Nowhere has the carrier as a focus of national ambitions been more clear than in South America. Argentina, which once strutted the Latin American stage as the preeminent power, acquired a carrier in 1959, and continued operations with its most recent ship the ARA Veinticinco de Mayo until 1999. Then, the economy took a tumble, and Argentina realised it couldn't run with the big boys anymore. But just to the north, Brazil has now adopted the mantle of regional big shot, and has bought a new(ish) carrier off the French - the old Foch becoming the Sao Paolo.
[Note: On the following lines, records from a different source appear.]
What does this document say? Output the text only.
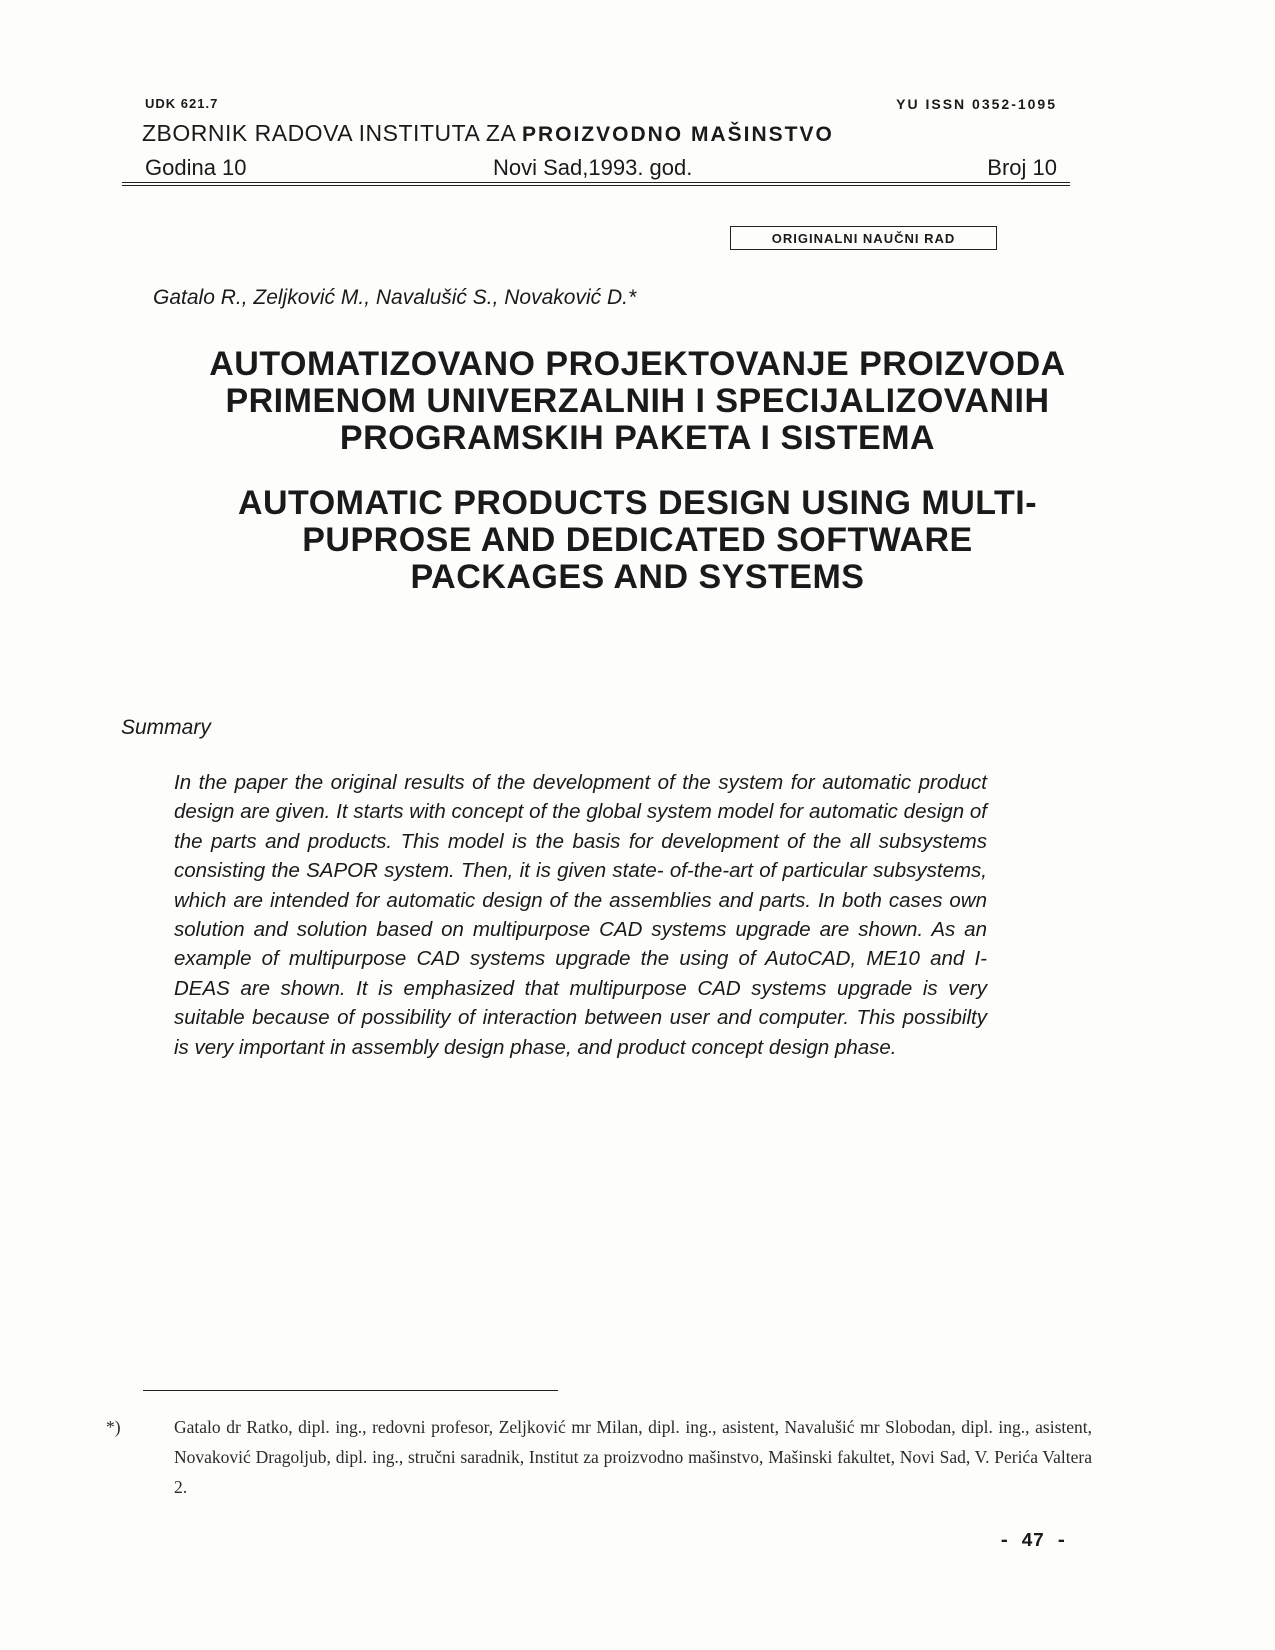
UDK 621.7	YU ISSN 0352-1095
ZBORNIK RADOVA INSTITUTA ZA PROIZVODNO MAŠINSTVO
Godina 10	Novi Sad,1993. god.	Broj 10
ORIGINALNI NAUČNI RAD
Gatalo R., Zeljković M., Navalušić S., Novaković D.*
AUTOMATIZOVANO PROJEKTOVANJE PROIZVODA
PRIMENOM UNIVERZALNIH I SPECIJALIZOVANIH
PROGRAMSKIH PAKETA I SISTEMA
AUTOMATIC PRODUCTS DESIGN USING MULTI-
PUPROSE AND DEDICATED SOFTWARE
PACKAGES AND SYSTEMS
Summary
In the paper the original results of the development of the system for automatic product design are given. It starts with concept of the global system model for automatic design of the parts and products. This model is the basis for development of the all subsystems consisting the SAPOR system. Then, it is given state- of-the-art of particular subsystems, which are intended for automatic design of the assemblies and parts. In both cases own solution and solution based on multipurpose CAD systems upgrade are shown. As an example of multipurpose CAD systems upgrade the using of AutoCAD, ME10 and I-DEAS are shown. It is emphasized that multipurpose CAD systems upgrade is very suitable because of possibility of interaction between user and computer. This possibilty is very important in assembly design phase, and product concept design phase.
*)	Gatalo dr Ratko, dipl. ing., redovni profesor, Zeljković mr Milan, dipl. ing., asistent, Navalušić mr Slobodan, dipl. ing., asistent, Novaković Dragoljub, dipl. ing., stručni saradnik, Institut za proizvodno mašinstvo, Mašinski fakultet, Novi Sad, V. Perića Valtera 2.
- 47 -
Most importantly, you must remember just how useless most of these carriers are - Argentina was flying ancient Super Etendard jets off its ship until decommissioning, while the Brazilian's were making do with prop-powered anti-sub aircraft until very recently (they now use the hardly-cutting edge A4 Skyhawk). This indulging in maritime fantasies isn't just an emerging power thing either - who did the French think they were fooling flying F-8 Crusaders iin the year 2000? The only thing more antiquated than an F-8 is an actual Crusader (like, a guy in mail on horseback)!

But of course, carrier ownership isn't about operational ability. It's about running with the big boys. And that's why, if you want to know who feels like a big shot, see what they have as a flag ship. And that goes doubly for seeing who thinks their glory days are behind them.

1 comment:

  1. Excellent!

    This has become a hot-button item in the US. As you know, we have this paranoia about China becoming an emergent power. As such, the Chinese bought an ex-Soviet carrier (the Soviets built a total of four or five carriers throughout their entire existence).

    Of course, this has caused alarm throughout the defense community. Never mind the fact that
    a.) The US currently fields 11 carriers (though soon to be 10)
    b.) a US Navy Nimitz-class carrier carries far more planes--conventional planes at that--than any other carrier
    c.) it takes years to train a competent carrier force
    d.) The US Navy fields about a dozen "amphibious assault ships", which carry about as many Harriers and helicopters as some of the British designs (Invincible, etc).

    Check out the pic at the bottom of this page

    Anyway, navies that cannot afford the costs of carriers either typically either a.) ally themselves with carrier-wielding nations, as Canada does with the US, or b.) develop anti-carrier technologies. The Soviets invested heavily in anti-ship missiles, and the Chinese are reported to be doing the same. (The same can also be said for the Iranian Navy, and to a lesser extent, Hezbollah, who actually hit an Israeli ship during 2006).

    Curiously, a good book on the topic is Horowitz's "The Diffusion of Military Power", though it's best to just skip to the actual chapter on aircraft carriers, instead of reading his mathematical theories.